A meat cleaver attack that seriously injured two people outside the former offices of satirical magazine Charlie Hebdo in Paris is being treated as an act of Islamist terrorism by French authorities.
“Obviously this is an act of Islamist terrorism,” Interior Minister Gérald Darmanin told France 2 on Friday evening.
“Obviously the threat of terrorism on this street has been underestimated.”
Two employees of the Premieres Lignes news production agency were outside their office in the 11th arrondissement on Friday when they were attacked by a knife-wielding man.

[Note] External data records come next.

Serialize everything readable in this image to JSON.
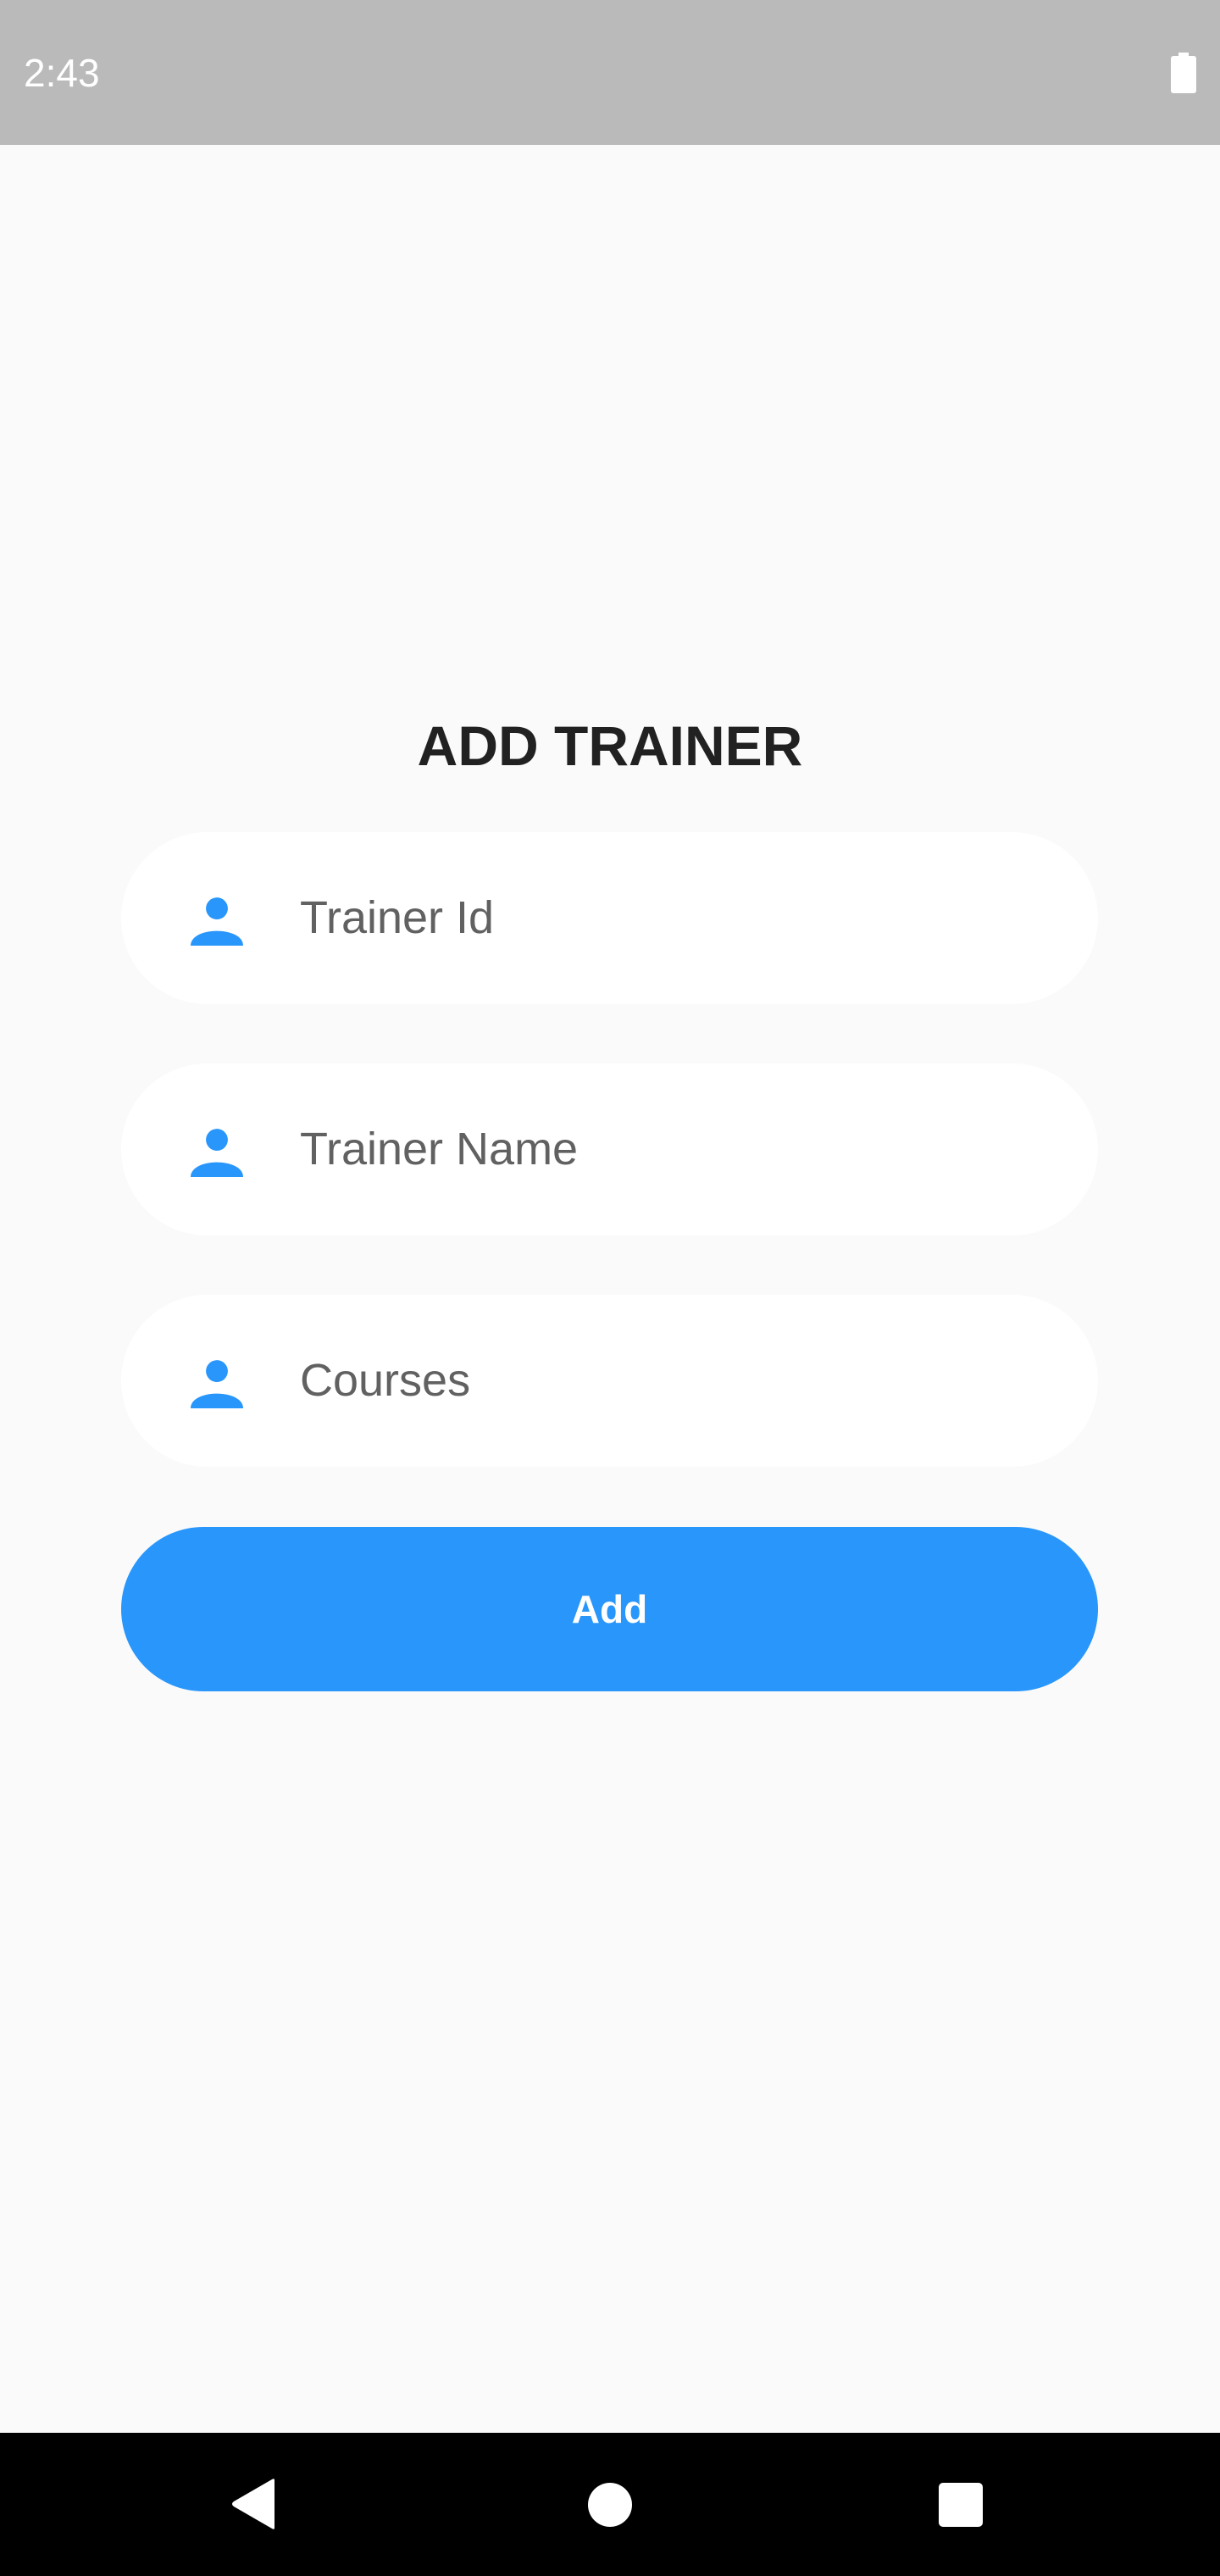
{
  "status_bar": {
    "time": "2:43",
    "battery_icon": "battery-full-icon"
  },
  "form": {
    "title": "ADD TRAINER",
    "fields": [
      {
        "icon": "person-icon",
        "placeholder": "Trainer Id"
      },
      {
        "icon": "person-icon",
        "placeholder": "Trainer Name"
      },
      {
        "icon": "person-icon",
        "placeholder": "Courses"
      }
    ],
    "submit_label": "Add"
  },
  "nav_bar": {
    "back_icon": "back-triangle-icon",
    "home_icon": "home-circle-icon",
    "recents_icon": "recents-square-icon"
  },
  "colors": {
    "accent": "#2896fb",
    "background": "#fafafa",
    "status_bar": "#bababa",
    "field_background": "#ffffff",
    "title_text": "#212121",
    "placeholder_text": "#616161"
  }
}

They were “very badly wounded,” Premieres Lignes founder Paul Moreira told AFP.
The attack took place near the former address of Charlie Hebdo, a weekly satirical newspaper whose staff was massacred in a 2015 attack by Islamist militants. The 14 alleged accomplices in that attack are currently on trial in Paris.

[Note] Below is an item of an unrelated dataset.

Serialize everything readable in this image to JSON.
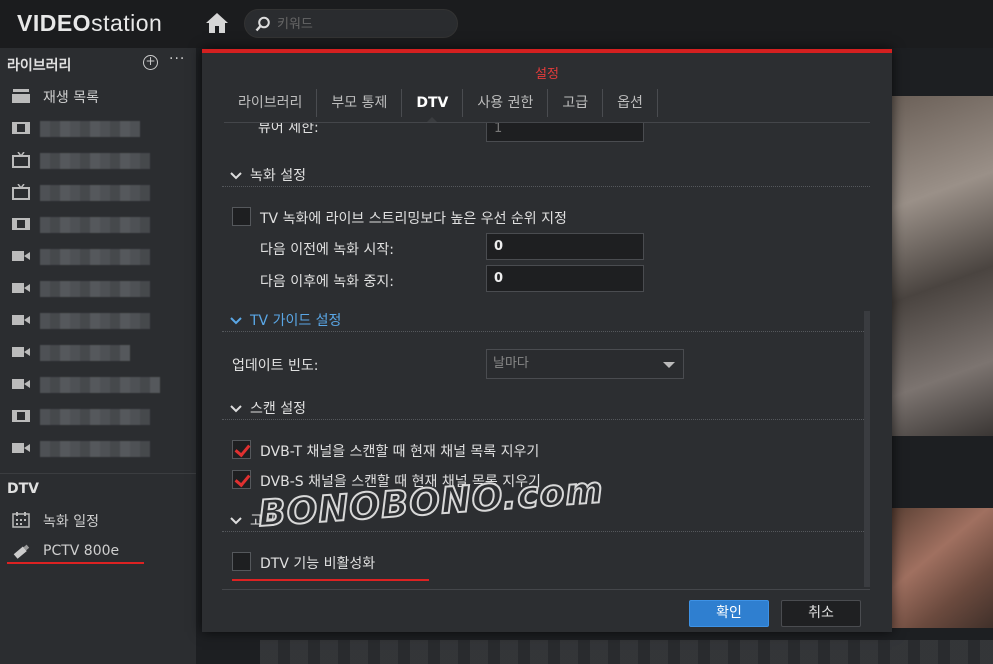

Charlie Hebdo eventually reopened at a different address in Paris, which is being kept secret for security reasons.
AFP reports that five men have been detained, including the suspected attacker. The PNAT anti-terrorism prosecution office said it has opened an investigation, with charges of “attempted murder related to a terrorist enterprise” and “conspiracy with terrorists.”

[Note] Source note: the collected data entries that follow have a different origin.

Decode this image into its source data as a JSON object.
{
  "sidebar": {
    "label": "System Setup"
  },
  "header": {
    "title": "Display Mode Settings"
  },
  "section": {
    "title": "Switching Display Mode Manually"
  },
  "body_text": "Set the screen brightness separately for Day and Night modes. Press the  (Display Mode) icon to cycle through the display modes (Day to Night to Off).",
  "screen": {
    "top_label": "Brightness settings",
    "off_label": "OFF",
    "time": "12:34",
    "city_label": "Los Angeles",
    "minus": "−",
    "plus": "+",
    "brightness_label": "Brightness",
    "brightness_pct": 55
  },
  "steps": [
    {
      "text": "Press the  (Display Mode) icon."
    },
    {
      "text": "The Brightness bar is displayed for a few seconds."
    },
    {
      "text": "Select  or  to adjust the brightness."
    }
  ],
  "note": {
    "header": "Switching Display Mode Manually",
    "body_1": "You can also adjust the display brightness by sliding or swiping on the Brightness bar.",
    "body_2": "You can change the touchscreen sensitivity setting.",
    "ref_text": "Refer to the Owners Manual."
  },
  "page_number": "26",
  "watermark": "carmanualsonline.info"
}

PNAT head Jean-Francois Ricard said the main suspect is an 18-year-old man, reportedly born in Pakistan.
After visiting the scene of the attack, Prime Minister Jean Castex said the lives of the two victims “are not in danger, thank God.”
Brothers Said and Cherif Kouachi invaded the offices of Charlie Hebdo on January 7, 2015, and killed twelve people. Claiming responsibility for the rampage, Al-Qaeda said the magazine offended all Muslims by publishing cartoons of the Prophet Mohammed.
Charlie Hebdo reprinted some of the cartoons ahead of the trial of the Kouachis’ alleged accomplices. It condemned Friday’s attack as an “odious” act by “terrorists” driven by fanaticism and intolerance.